CLI Reference
vectorize
Run CLIP + LLaVA captioning on video chunks for semantic search.
How It Works
- Resolves scope → finds all videos
- Reads each video's HLS playlist → collects 2s chunk references
- Sends each chunk to the vectorize service (GPU server)
- Vectorize service extracts a frame, runs CLIP embedding + LLaVA captioning
- Results are stored in Qdrant for semantic search
Usage
dreamlake vectorize --episode space[@namespace][:episode]
dreamlake vectorize --collection <name> --project space[@namespace]

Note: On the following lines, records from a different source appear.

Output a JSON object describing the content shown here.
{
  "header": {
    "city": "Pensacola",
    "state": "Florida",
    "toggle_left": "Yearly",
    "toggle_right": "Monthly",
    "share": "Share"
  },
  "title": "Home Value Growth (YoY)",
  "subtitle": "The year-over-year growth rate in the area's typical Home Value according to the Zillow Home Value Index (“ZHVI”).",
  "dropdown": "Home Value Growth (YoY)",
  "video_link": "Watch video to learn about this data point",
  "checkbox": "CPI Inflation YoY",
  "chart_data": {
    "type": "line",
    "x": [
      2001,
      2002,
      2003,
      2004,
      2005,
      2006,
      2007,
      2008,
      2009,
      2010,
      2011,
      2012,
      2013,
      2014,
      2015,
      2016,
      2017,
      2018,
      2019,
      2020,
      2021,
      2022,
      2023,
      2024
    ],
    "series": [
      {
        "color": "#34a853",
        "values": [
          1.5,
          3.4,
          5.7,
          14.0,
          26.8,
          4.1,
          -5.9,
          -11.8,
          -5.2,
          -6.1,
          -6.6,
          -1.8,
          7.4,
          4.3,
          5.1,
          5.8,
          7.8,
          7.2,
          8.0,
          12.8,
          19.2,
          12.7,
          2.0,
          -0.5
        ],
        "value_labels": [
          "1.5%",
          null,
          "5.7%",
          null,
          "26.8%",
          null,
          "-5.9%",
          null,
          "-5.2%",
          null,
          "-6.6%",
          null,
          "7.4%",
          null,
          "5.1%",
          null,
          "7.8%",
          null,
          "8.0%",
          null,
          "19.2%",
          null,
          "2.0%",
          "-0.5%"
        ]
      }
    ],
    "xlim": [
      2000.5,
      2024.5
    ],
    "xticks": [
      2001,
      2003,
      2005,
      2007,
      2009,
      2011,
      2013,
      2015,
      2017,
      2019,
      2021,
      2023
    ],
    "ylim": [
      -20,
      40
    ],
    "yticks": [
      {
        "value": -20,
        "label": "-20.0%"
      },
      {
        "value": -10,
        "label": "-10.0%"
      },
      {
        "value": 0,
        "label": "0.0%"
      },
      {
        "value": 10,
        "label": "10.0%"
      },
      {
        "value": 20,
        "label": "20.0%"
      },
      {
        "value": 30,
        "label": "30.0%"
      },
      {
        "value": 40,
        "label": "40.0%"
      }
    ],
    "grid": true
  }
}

dreamlake vectorize --dataset <name> --project space[@namespace]Flags
| Flag | Type | Required | Description |
|---|---|---|---|
--episode | string | * | Target episode: space[@namespace][:episode] |
--collection | string | * | Collection name (requires --project) |
--dataset | string | * | Dataset name (requires --project) |
--project | string | No | Space target: space[@namespace] |
--zaku-url | string | No | Zaku task queue URL (enables distributed mode) |
* At least one scope is required.
Scoping
| Scope | What gets vectorized |
|---|---|
--episode | All videos in that episode |
--collection | All videos in all episodes belonging to the collection |
--dataset | All videos across all collections in the dataset |
--project only | All videos in the entire project |
Examples
# Vectorize a single episode
dreamlake vectorize --episode robotics@alice:run-042
# Vectorize all episodes in a collection
dreamlake vectorize --collection "front-camera" --project robotics@alice
# Vectorize an entire dataset
dreamlake vectorize --dataset "training-v1" --project robotics@alice
# Distributed mode via Zaku task queue
dreamlake vectorize --episode robotics@alice:run-042 --zaku-url http://localhost:9000Vector Storage
Vectors are stored in Qdrant (not MongoDB) with named vectors:
| Vector | Dim | Source |
|---|---|---|
image | 768 | CLIP ViT-L/14 frame embedding |
caption | 768 | CLIP ViT-L/14 embedding of LLaVA caption text |
Each point's payload contains:
{
"videoId": "abc123",
"episodeId": "ep456",
"episodeName": "run-042",
"projectId": "space789",
"chunkHash": "ff3a2b...",
"chunkIndex": 42,
"timeStart": 84.0,
"timeEnd": 86.0,
"caption": "A robot arm picks up a red cup from the table"
}Searching
After vectorizing, use the semantic search API:
GET /namespaces/:slug/projects/:projectSlug/semantic-search?q=robot+picks+up+cupOr with scope filters:
GET /namespaces/:slug/projects/:projectSlug/semantic-search?q=robot+picks+up+cup&episode=run-042
GET /namespaces/:slug/projects/:projectSlug/semantic-search?q=robot+picks+up+cup&collection=front-cameraResults include playUrl for direct 2s clip playback.
Performance
| Step | Time per chunk |
|---|---|
| Download chunk | ~1.3s |
| Frame extraction | ~0.1s |
| CLIP image embed | ~0.2s |
| LLaVA caption | ~13s |
| CLIP text embed | ~0.05s |
| Total | ~14.5s per chunk |
For a 1-hour video (~1,800 chunks at 2s each): ~7.2 hours with 1 worker. Scale with multiple Zaku workers.